New JCC ‘celebrated’: JCCA president to express ‘gratitude’ to supporters of Louisville J during virtual visit

Doron Krakow

Doron Krakow knows the world will never be the same after the coronavirus.
“Any expectation that the world is going to revert to what it was on March 1, 2020, is a misplaced expectation,” he said, “because people’s patterns of behavior are going to change.”
Still, Krakow, president and CEO of the JCC Association of North America (JCCA), sees a new future taking shape for JCCs, particularly for the Jewish Community Center of Louisville.
In an interview with Community, Krakow said JCCs like Louisville have positioned themselves well to serve a changed world with tools they have developed during the pandemic.
“We have evolved skills, and not only have we evolved them, we’re beginning to work on them collaboratively.”
He also called Louisville’s new $42.5 million JCC campus that is currently under construction – in the throes of pandemic – a cause for “celebration.”
“These capital projects don’t get initiated, undertaken and implemented overnight,” Krakow said. “I think every time a community does what Louisville is doing, it’s a celebration. not only for Louisville, but for the entire community.”
Krakow, whose umbrella organization represents 172 JCCs across the continent, will make a virtual visit to Louisville on Jan. 14, 2021 – the 131st anniversary of the JCC. He will meet with JCC officials and staff.

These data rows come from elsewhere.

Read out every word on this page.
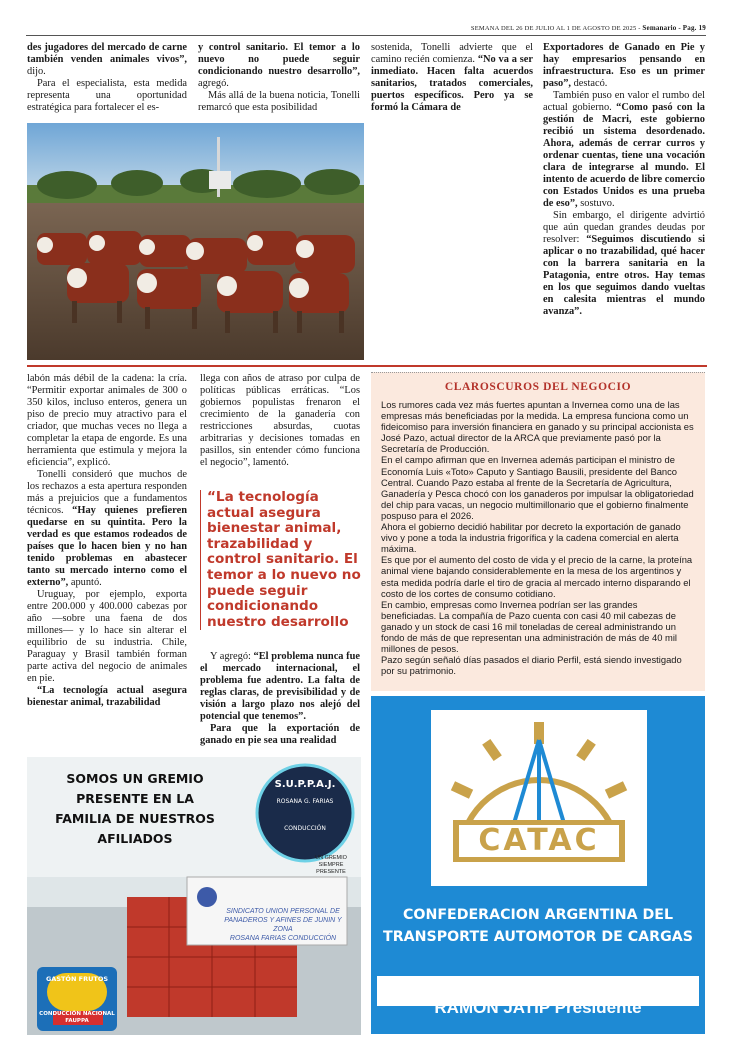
SEMANA DEL 26 DE JULIO AL 1 DE AGOSTO DE 2025 - Semanario - Pag. 19

des jugadores del mercado de carne también venden animales vivos”, dijo.

Para el especialista, esta medida representa una oportunidad estratégica para fortalecer el es-

y control sanitario. El temor a lo nuevo no puede seguir condicionando nuestro desarrollo”, agregó.

Más allá de la buena noticia, Tonelli remarcó que esta posibilidad

sostenida, Tonelli advierte que el camino recién comienza. “No va a ser inmediato. Hacen falta acuerdos sanitarios, tratados comerciales, puertos específicos. Pero ya se formó la Cámara de

Exportadores de Ganado en Pie y hay empresarios pensando en infraestructura. Eso es un primer paso”, destacó.

También puso en valor el rumbo del actual gobierno. “Como pasó con la gestión de Macri, este gobierno recibió un sistema desordenado. Ahora, además de cerrar curros y ordenar cuentas, tiene una vocación clara de integrarse al mundo. El intento de acuerdo de libre comercio con Estados Unidos es una prueba de eso”, sostuvo.

Sin embargo, el dirigente advirtió que aún quedan grandes deudas por resolver: “Seguimos discutiendo si aplicar o no trazabilidad, qué hacer con la barrera sanitaria en la Patagonia, entre otros. Hay temas en los que seguimos dando vueltas en calesita mientras el mundo avanza”.

labón más débil de la cadena: la cría. “Permitir exportar animales de 300 o 350 kilos, incluso enteros, genera un piso de precio muy atractivo para el criador, que muchas veces no llega a completar la etapa de engorde. Es una herramienta que estimula y mejora la eficiencia”, explicó.

Tonelli consideró que muchos de los rechazos a esta apertura responden más a prejuicios que a fundamentos técnicos. “Hay quienes prefieren quedarse en su quintita. Pero la verdad es que estamos rodeados de países que lo hacen bien y no han tenido problemas en abastecer tanto su mercado interno como el externo”, apuntó.

Uruguay, por ejemplo, exporta entre 200.000 y 400.000 cabezas por año —sobre una faena de dos millones— y lo hace sin alterar el equilibrio de su industria. Chile, Paraguay y Brasil también forman parte activa del negocio de animales en pie.

“La tecnología actual asegura bienestar animal, trazabilidad

llega con años de atraso por culpa de políticas públicas erráticas. “Los gobiernos populistas frenaron el crecimiento de la ganadería con restricciones absurdas, cuotas arbitrarias y decisiones tomadas en pasillos, sin entender cómo funciona el negocio”, lamentó.

“La tecnología actual asegura bienestar animal, trazabilidad y control sanitario. El temor a lo nuevo no puede seguir condicionando nuestro desarrollo

Y agregó: “El problema nunca fue el mercado internacional, el problema fue adentro. La falta de reglas claras, de previsibilidad y de visión a largo plazo nos alejó del potencial que tenemos”.

Para que la exportación de ganado en pie sea una realidad

CLAROSCUROS DEL NEGOCIO

Los rumores cada vez más fuertes apuntan a Invernea como una de las empresas más beneficiadas por la medida. La empresa funciona como un fideicomiso para inversión financiera en ganado y su principal accionista es José Pazo, actual director de la ARCA que previamente pasó por la Secretaría de Producción.

En el campo afirman que en Invernea además participan el ministro de Economía Luis «Toto» Caputo y Santiago Bausili, presidente del Banco Central. Cuando Pazo estaba al frente de la Secretaría de Agricultura, Ganadería y Pesca chocó con los ganaderos por impulsar la obligatoriedad del chip para vacas, un negocio multimillonario que el gobierno finalmente pospuso para el 2026.

Ahora el gobierno decidió habilitar por decreto la exportación de ganado vivo y pone a toda la industria frigorífica y la cadena comercial en alerta máxima.

Es que por el aumento del costo de vida y el precio de la carne, la proteína animal viene bajando considerablemente en la mesa de los argentinos y esta medida podría darle el tiro de gracia al mercado interno disparando el costo de los cortes de consumo cotidiano.

En cambio, empresas como Invernea podrían ser las grandes beneficiadas. La compañía de Pazo cuenta con casi 40 mil cabezas de ganado y un stock de casi 16 mil toneladas de cereal administrando un fondo de más de que representan una administración de más de 40 mil millones de pesos.

Pazo según señaló días pasados el diario Perfil, está siendo investigado por su patrimonio.

SOMOS UN GREMIO
PRESENTE EN LA
FAMILIA DE NUESTROS
AFILIADOS
S.U.P.P.A.J.
ROSANA G. FARIAS
CONDUCCIÓN
SINDICATO UNION PERSONAL DE
PANADEROS Y AFINES DE JUNIN Y ZONA
ROSANA FARIAS CONDUCCIÓN
UN GREMIO SIEMPRE PRESENTE
GASTÓN FRUTOS
CONDUCCIÓN NACIONAL FAUPPA
CATAC
CONFEDERACION ARGENTINA DEL
TRANSPORTE AUTOMOTOR DE CARGAS
RAMON JATIP Presidente
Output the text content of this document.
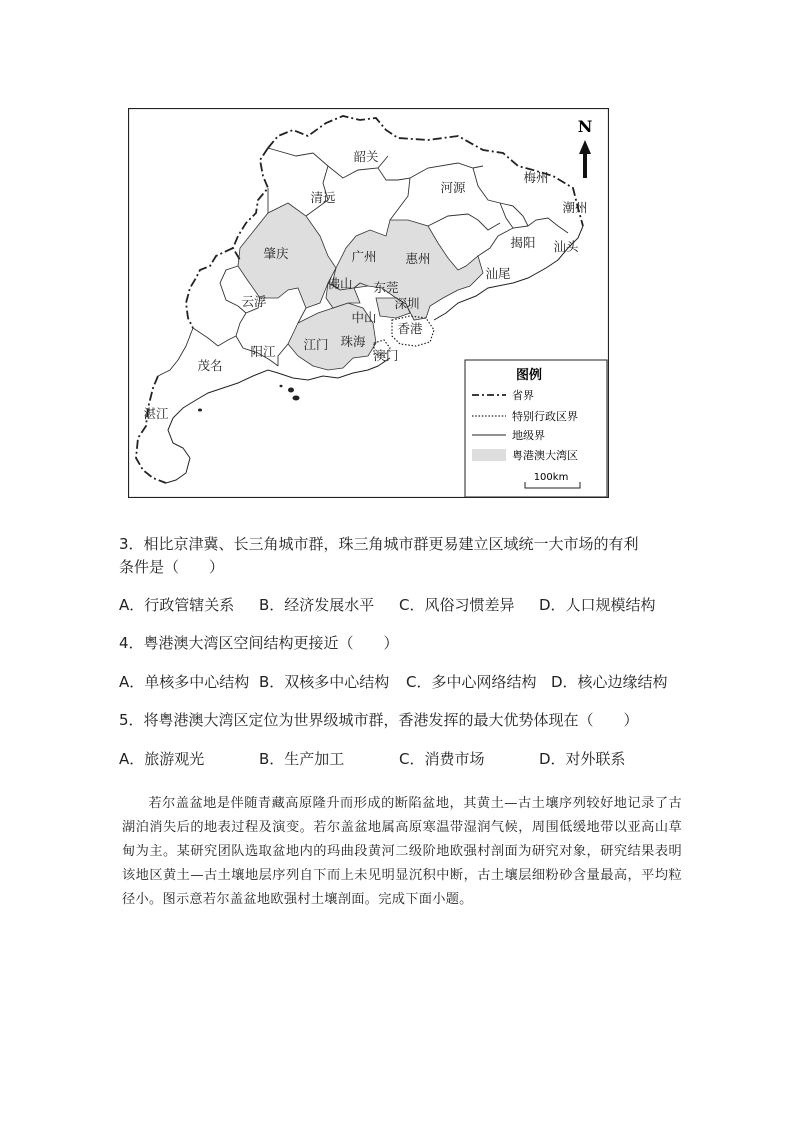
N
韶关
清远
河源
梅州
潮州
肇庆	广州 惠州
揭阳 汕头
汕尾
佛山 东莞
云浮	深圳
中山
香港
江门 珠海
澳门
阳江
茂名
湛江
图例
省界
特别行政区界
地级界
粤港澳大湾区
100km
3．相比京津冀、长三角城市群，珠三角城市群更易建立区域统一大市场的有利
条件是（　　）
A．行政管辖关系 B．经济发展水平 C．风俗习惯差异 D．人口规模结构
4．粤港澳大湾区空间结构更接近（　　）
A．单核多中心结构 B．双核多中心结构 C．多中心网络结构 D．核心边缘结构
5．将粤港澳大湾区定位为世界级城市群，香港发挥的最大优势体现在（　　）
A．旅游观光	B．生产加工	C．消费市场	D．对外联系

若尔盖盆地是伴随青藏高原隆升而形成的断陷盆地，其黄土—古土壤序列较好地记录了古湖泊消失后的地表过程及演变。若尔盖盆地属高原寒温带湿润气候，周围低缓地带以亚高山草甸为主。某研究团队选取盆地内的玛曲段黄河二级阶地欧强村剖面为研究对象，研究结果表明该地区黄土—古土壤地层序列自下而上未见明显沉积中断，古土壤层细粉砂含量最高，平均粒径小。图示意若尔盖盆地欧强村土壤剖面。完成下面小题。
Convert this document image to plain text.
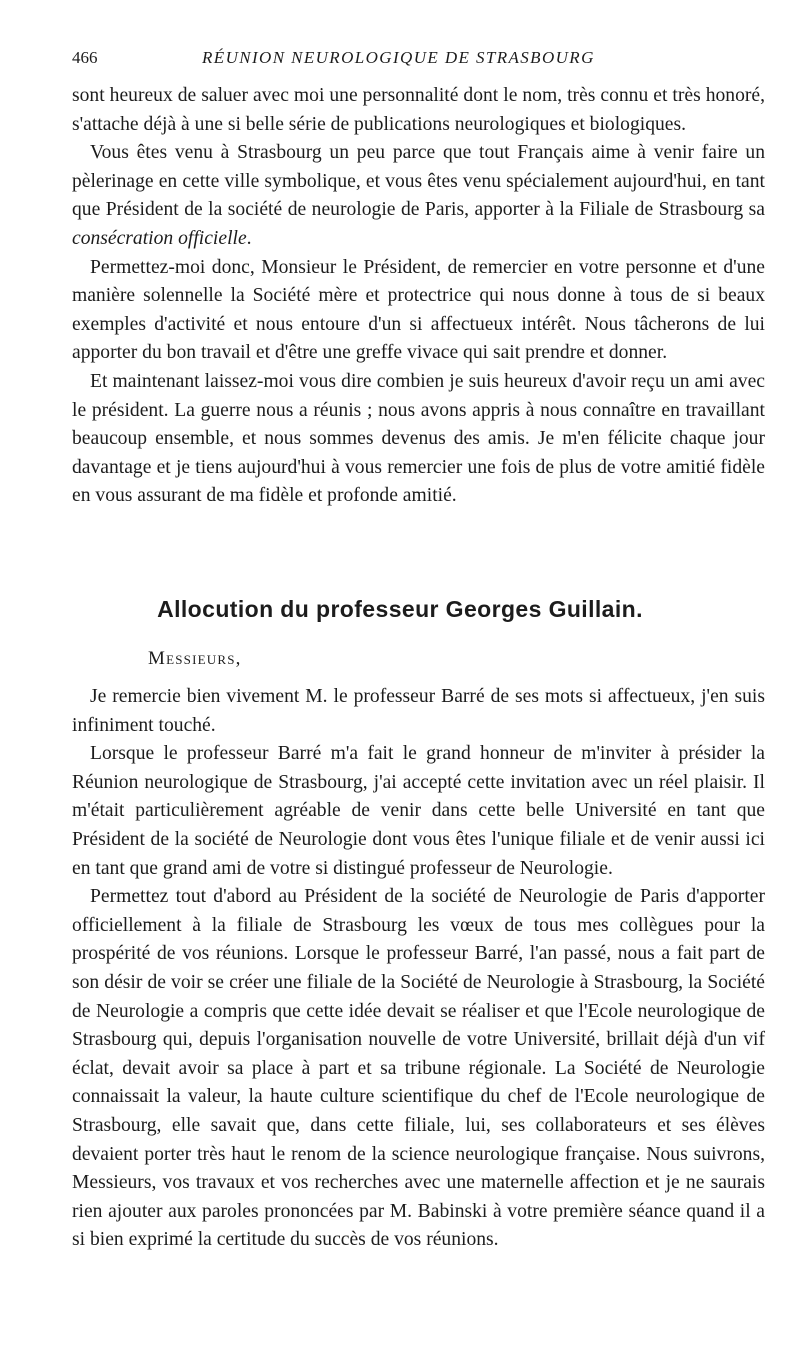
466	RÉUNION NEUROLOGIQUE DE STRASBOURG

sont heureux de saluer avec moi une personnalité dont le nom, très connu et très honoré, s'attache déjà à une si belle série de publications neurologiques et biologiques.

Vous êtes venu à Strasbourg un peu parce que tout Français aime à venir faire un pèlerinage en cette ville symbolique, et vous êtes venu spécialement aujourd'hui, en tant que Président de la société de neurologie de Paris, apporter à la Filiale de Strasbourg sa consécration officielle.

Permettez-moi donc, Monsieur le Président, de remercier en votre personne et d'une manière solennelle la Société mère et protectrice qui nous donne à tous de si beaux exemples d'activité et nous entoure d'un si affectueux intérêt. Nous tâcherons de lui apporter du bon travail et d'être une greffe vivace qui sait prendre et donner.

Et maintenant laissez-moi vous dire combien je suis heureux d'avoir reçu un ami avec le président. La guerre nous a réunis ; nous avons appris à nous connaître en travaillant beaucoup ensemble, et nous sommes devenus des amis. Je m'en félicite chaque jour davantage et je tiens aujourd'hui à vous remercier une fois de plus de votre amitié fidèle en vous assurant de ma fidèle et profonde amitié.

Allocution du professeur Georges Guillain.
Messieurs,

Je remercie bien vivement M. le professeur Barré de ses mots si affectueux, j'en suis infiniment touché.

Lorsque le professeur Barré m'a fait le grand honneur de m'inviter à présider la Réunion neurologique de Strasbourg, j'ai accepté cette invitation avec un réel plaisir. Il m'était particulièrement agréable de venir dans cette belle Université en tant que Président de la société de Neurologie dont vous êtes l'unique filiale et de venir aussi ici en tant que grand ami de votre si distingué professeur de Neurologie.

Permettez tout d'abord au Président de la société de Neurologie de Paris d'apporter officiellement à la filiale de Strasbourg les vœux de tous mes collègues pour la prospérité de vos réunions. Lorsque le professeur Barré, l'an passé, nous a fait part de son désir de voir se créer une filiale de la Société de Neurologie à Strasbourg, la Société de Neurologie a compris que cette idée devait se réaliser et que l'Ecole neurologique de Strasbourg qui, depuis l'organisation nouvelle de votre Université, brillait déjà d'un vif éclat, devait avoir sa place à part et sa tribune régionale. La Société de Neurologie connaissait la valeur, la haute culture scientifique du chef de l'Ecole neurologique de Strasbourg, elle savait que, dans cette filiale, lui, ses collaborateurs et ses élèves devaient porter très haut le renom de la science neurologique française. Nous suivrons, Messieurs, vos travaux et vos recherches avec une maternelle affection et je ne saurais rien ajouter aux paroles prononcées par M. Babinski à votre première séance quand il a si bien exprimé la certitude du succès de vos réunions.
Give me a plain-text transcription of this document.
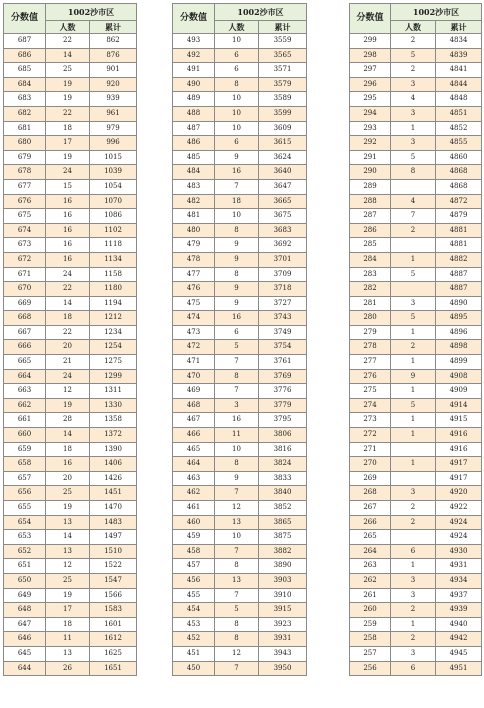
分数值	1002沙市区	
	人数	累计
687	22	862
686	14	876
685	25	901
684	19	920
683	19	939
682	22	961
681	18	979
680	17	996
679	19	1015
678	24	1039
677	15	1054
676	16	1070
675	16	1086
674	16	1102
673	16	1118
672	16	1134
671	24	1158
670	22	1180
669	14	1194
668	18	1212
667	22	1234
666	20	1254
665	21	1275
664	24	1299
663	12	1311
662	19	1330
661	28	1358
660	14	1372
659	18	1390
658	16	1406
657	20	1426
656	25	1451
655	19	1470
654	13	1483
653	14	1497
652	13	1510
651	12	1522
650	25	1547
649	19	1566
648	17	1583
647	18	1601
646	11	1612
645	13	1625
644	26	1651
分数值	1002沙市区	
	人数	累计
493	10	3559
492	6	3565
491	6	3571
490	8	3579
489	10	3589
488	10	3599
487	10	3609
486	6	3615
485	9	3624
484	16	3640
483	7	3647
482	18	3665
481	10	3675
480	8	3683
479	9	3692
478	9	3701
477	8	3709
476	9	3718
475	9	3727
474	16	3743
473	6	3749
472	5	3754
471	7	3761
470	8	3769
469	7	3776
468	3	3779
467	16	3795
466	11	3806
465	10	3816
464	8	3824
463	9	3833
462	7	3840
461	12	3852
460	13	3865
459	10	3875
458	7	3882
457	8	3890
456	13	3903
455	7	3910
454	5	3915
453	8	3923
452	8	3931
451	12	3943
450	7	3950
分数值	1002沙市区	
	人数	累计
299	2	4834
298	5	4839
297	2	4841
296	3	4844
295	4	4848
294	3	4851
293	1	4852
292	3	4855
291	5	4860
290	8	4868
289		4868
288	4	4872
287	7	4879
286	2	4881
285		4881
284	1	4882
283	5	4887
282		4887
281	3	4890
280	5	4895
279	1	4896
278	2	4898
277	1	4899
276	9	4908
275	1	4909
274	5	4914
273	1	4915
272	1	4916
271		4916
270	1	4917
269		4917
268	3	4920
267	2	4922
266	2	4924
265		4924
264	6	4930
263	1	4931
262	3	4934
261	3	4937
260	2	4939
259	1	4940
258	2	4942
257	3	4945
256	6	4951
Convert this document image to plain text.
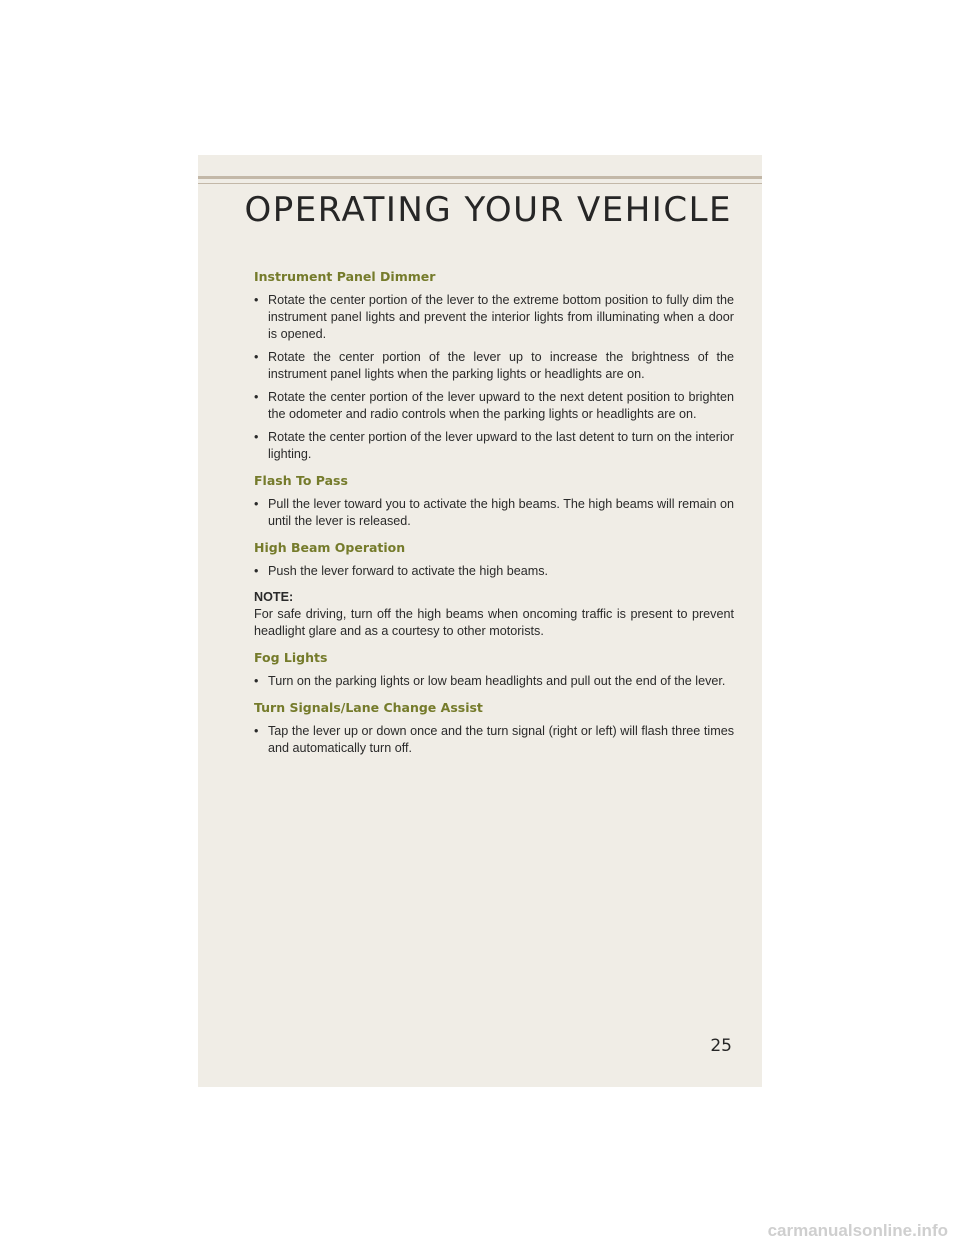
OPERATING YOUR VEHICLE
Instrument Panel Dimmer
• Rotate the center portion of the lever to the extreme bottom position to fully dim the instrument panel lights and prevent the interior lights from illuminating when a door is opened.
• Rotate the center portion of the lever up to increase the brightness of the instrument panel lights when the parking lights or headlights are on.
• Rotate the center portion of the lever upward to the next detent position to brighten the odometer and radio controls when the parking lights or headlights are on.
• Rotate the center portion of the lever upward to the last detent to turn on the interior lighting.
Flash To Pass
• Pull the lever toward you to activate the high beams. The high beams will remain on until the lever is released.
High Beam Operation
• Push the lever forward to activate the high beams.

NOTE:

For safe driving, turn off the high beams when oncoming traffic is present to prevent headlight glare and as a courtesy to other motorists.

Fog Lights
• Turn on the parking lights or low beam headlights and pull out the end of the lever.
Turn Signals/Lane Change Assist
• Tap the lever up or down once and the turn signal (right or left) will flash three times and automatically turn off.
25
carmanualsonline.info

Most importantly, he will speak to donors at an appreciation event.
“I’m coming to extend my gratitude to the people of the community, who have made possible not just what the JCC has been, but what the JCC aspires to be: the central address of the Jewish community of Louisville.”
He gave a shout-out to the JCC’s board of directors and capital campaign committee for the work they have done.
“Leaders roll up their sleeves and lean into the work the community needs in good times and challenging times,” Krakow said. “Louisville’s leadership should feel very proud of the work that they have done and the work they continue to do.”
Since the onset of the pandemic, Krakow said JCCs have developed protocols needed to keep their doors open – temperature-taking, questionnaires – even when other institutions could not.
That enabled some 60 JCCs, including Louisville, to host congregations for the High Holy Days, either in those centers or under tents on their campuses, while their own synagogues were closed.
Virtually, JCCs have created a network of services, attracting massive audiences and making each center an essential portal for anyone seeking to reach the Jewish world.
Krakow ”aspires” for that network to live on after COVID-19 is brought under control.
“Nobody but us has the ability to create an exposure that can draw a million members of our own community, because nobody has contact with a million members of our community.”
The network operates by JCCs partnering with each other, drawing upon each other’s strengths to bring programming to their individual memberships, creating audiences that speakers and events didn’t previously have.
For example, the Atlanta JCC recently partnered with 90 other sister JCCs, including Louisville, to bring their annual book festival to their community and share resources.
“Every JCC had the opportunity to bring A-list authors and speakers to every community,” Krakow said, “and for every ticket you sold in Louisville, half the proceeds stayed in Louisville.”
The JCCA has also enhanced its “Virtual JCC,” (virtualjcc.com) started this year as a service coop but is now transforming into what will become a national platform for the entire JCC movement, providing audiences in the tens of thousands with programs addressing social justice, health & wellness, culture, sports, arts & culture and early childhood education.
“We can create channels that will be able to provide content 24 hours a day, seven days a week on the virtual JCC to be used or tapped into by any JCC or member of the community whenever it suits them.”
In many cases, he said, the people accessing JCC, physically or virtually, are not Jewish.
Aside from providing “a greater and stronger Jewish community,” Krakow said JCCs, including Louisville, increasingly have a parallel purpose as friends and neighbors from other faiths become members.
Krakow sees this trend as a “responsibility.”
“We need to make sure they understand that that’s the Jewish community providing for them and that our JCC is an embassy of the Jewish community to those around us. It informs the way they see us; it informs the way we see them.
“There is no place that sees more of neighbors and friends from outside the Jewish setting than the JCC,” he continued. “Nobody does it more, so that’s a tremendous responsibility.”